One of the most enjoyable parts about 'The Mandalorian' has been how it separated itself from the rest of the franchise so cleanly.
The tone, the characters, the time period in the universe, it's all fresh and new - even if we're dealing with a baby-faced version of Yoda in each episode. Here and there throughout the first season, there's been a glancing reference to the wider galaxy, but this season has clearly seen a more concerted effort to push the story outwards.
The opening episode introduced Cobb Vanth, the former custodian of Boba Fett's armour, and while that may have been largely symbolic, this week's episode is far more pointed. Initial speculation from the trailers was that the character WWE star Sasha Banks appeared to be was a Jedi, yet we now know from this episode that this is not the case.
After (splash)landing on Trask with the frog lady and her delicious batch of eggs, Mando and Baby Yoda find themselves trapped by Quarrens trying to get their mits on his valuable armour when, out of the blue, three fellow Mandalorians turn up and save the day. The surprise comes when they all remove their helmets, yet are surprised when Djarin / Mando refuses to do so, identifying him as a 'Child of the Watch'.
Now, this is where we need to put on our 'Star Wars' uber-nerd glasses and do a little bit of exposition as to what all this was. To be fair, the episode does a good job of giving the bare bones of it later, but here's the gist - the Mandalorians, as you can expect of a cult that prides itself on their ability to kill people, are a fractuous bunch. There are those who adhere to the ancient rules, known as the Death Watch. This is our Mando's group, while the group of three Mandalorians we see are led by Bo-Katan of the Clan Kryze. This character originally turned up in the animated 'Clone Wars' series, and was voiced then by Katee Sackhoff - who just so happens to be playing her this time around too.
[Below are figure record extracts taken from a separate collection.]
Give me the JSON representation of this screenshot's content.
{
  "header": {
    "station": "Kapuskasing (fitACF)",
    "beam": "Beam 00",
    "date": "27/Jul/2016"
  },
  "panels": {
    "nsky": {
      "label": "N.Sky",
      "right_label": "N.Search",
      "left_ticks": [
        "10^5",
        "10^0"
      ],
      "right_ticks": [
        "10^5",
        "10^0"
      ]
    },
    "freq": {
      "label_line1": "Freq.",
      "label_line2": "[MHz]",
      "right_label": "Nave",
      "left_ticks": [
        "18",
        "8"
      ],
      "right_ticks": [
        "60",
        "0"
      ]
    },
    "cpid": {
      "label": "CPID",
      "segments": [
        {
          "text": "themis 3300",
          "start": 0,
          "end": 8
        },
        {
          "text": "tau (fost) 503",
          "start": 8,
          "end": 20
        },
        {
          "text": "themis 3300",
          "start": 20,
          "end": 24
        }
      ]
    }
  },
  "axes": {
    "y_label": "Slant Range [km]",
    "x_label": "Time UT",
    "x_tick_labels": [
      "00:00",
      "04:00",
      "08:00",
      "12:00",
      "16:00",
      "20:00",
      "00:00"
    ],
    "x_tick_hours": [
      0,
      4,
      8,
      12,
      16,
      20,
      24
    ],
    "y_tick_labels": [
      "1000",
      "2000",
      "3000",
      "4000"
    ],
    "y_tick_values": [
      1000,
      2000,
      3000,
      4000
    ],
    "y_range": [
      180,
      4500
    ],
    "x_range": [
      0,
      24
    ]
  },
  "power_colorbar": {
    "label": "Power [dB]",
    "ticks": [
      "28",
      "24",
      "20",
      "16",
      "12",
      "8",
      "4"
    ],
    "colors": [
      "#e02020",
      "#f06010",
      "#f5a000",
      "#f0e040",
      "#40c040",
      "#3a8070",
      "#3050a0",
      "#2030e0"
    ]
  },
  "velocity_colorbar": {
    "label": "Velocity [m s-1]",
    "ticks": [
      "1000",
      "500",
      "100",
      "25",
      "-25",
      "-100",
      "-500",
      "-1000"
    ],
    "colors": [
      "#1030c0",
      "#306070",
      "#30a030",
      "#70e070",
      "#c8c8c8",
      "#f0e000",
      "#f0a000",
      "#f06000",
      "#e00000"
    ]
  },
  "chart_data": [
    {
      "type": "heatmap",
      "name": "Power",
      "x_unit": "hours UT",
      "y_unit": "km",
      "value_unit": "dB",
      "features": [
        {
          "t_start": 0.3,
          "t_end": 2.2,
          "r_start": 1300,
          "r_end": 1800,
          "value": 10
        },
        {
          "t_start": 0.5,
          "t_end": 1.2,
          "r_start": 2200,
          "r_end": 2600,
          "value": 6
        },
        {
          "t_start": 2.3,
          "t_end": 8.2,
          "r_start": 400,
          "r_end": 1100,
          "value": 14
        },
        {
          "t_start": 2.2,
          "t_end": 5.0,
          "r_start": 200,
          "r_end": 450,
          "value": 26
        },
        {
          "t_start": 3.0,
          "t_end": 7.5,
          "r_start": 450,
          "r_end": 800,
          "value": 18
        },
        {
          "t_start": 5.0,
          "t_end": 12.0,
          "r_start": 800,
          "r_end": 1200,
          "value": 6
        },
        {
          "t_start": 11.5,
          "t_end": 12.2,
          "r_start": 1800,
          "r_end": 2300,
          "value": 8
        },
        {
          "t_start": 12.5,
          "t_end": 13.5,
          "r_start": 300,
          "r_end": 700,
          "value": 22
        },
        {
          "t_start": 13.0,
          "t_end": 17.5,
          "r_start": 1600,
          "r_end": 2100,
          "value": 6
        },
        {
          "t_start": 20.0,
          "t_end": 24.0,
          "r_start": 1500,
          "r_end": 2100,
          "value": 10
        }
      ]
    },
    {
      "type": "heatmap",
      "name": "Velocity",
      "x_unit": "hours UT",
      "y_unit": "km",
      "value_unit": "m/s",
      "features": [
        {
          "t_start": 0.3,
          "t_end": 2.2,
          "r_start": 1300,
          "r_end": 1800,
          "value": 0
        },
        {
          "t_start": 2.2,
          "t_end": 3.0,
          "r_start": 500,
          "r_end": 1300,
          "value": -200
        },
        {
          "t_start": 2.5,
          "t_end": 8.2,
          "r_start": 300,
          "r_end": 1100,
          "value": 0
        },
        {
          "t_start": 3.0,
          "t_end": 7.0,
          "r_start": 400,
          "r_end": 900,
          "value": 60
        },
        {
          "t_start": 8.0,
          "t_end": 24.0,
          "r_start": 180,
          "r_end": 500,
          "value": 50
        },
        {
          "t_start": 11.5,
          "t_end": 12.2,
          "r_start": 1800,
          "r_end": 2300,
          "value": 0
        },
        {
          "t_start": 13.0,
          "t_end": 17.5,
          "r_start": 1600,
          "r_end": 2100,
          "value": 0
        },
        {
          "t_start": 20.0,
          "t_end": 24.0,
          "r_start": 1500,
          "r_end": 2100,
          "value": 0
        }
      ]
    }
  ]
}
Basically, there was a lot of in-fighting with the Mandalorians, and Bo-Katan is now attempting to restore the planet Mandalore to their people with herself as a ruler. This all plays in the background to the action, which is expertly staged and choreographed, not to mention giving the likes of Sasha Banks a chance to flex her action chops and confirming Bryce Dallas Howard as a director who can take to any genre or scenario with ease. Yes, it may be a linear approach, but seeing the four Mandalorians blast their way through a sea of Stormtroopers is a satisfying moment, not to mention seeing Titus Welliver in an Imperial officer's uniform is a trip.
As intriguing as it might be to see Mando / Djarin get involved with the Mandalorian liberation, Bo-Katan points him as promised to the character that's been hinted at and rumoured for some time - Ahsoka Tano. Not a surprise, of course, but the fact that the character's name has been said out loud and confirmed is a relief.
One of the complaints with the last season was that while it was filled with action, scenery, movement, and explosions, each episode didn't particularly slot together and it was closer to episodic television than anything else. This time around, you can see that there's a push more towards a serialised story, and to Jon Favreau's credit, if he's pumping the brakes in last week's episode, he's hit the accelerator on this episode.
Katee Sackhoff's performance as Bo-Katan feels confident, assured, and convincing. It's not easy to translate a character from a voice role to a live-action role, yet Sackhoff clearly understands this character and is able to introduce it to those who may not necessarily be familiar with her.
All in all, 'The Heiress' is a strong episode and the action sequences are well-directed, not to mention the performances by guest stars Sackhoff and Welliver are all at the right tempo. The big question now, however, is will it be Rosario Dawson in the role of Ahsoka Tano like has been reported multiple times already? And when will Michael Biehn enter the story?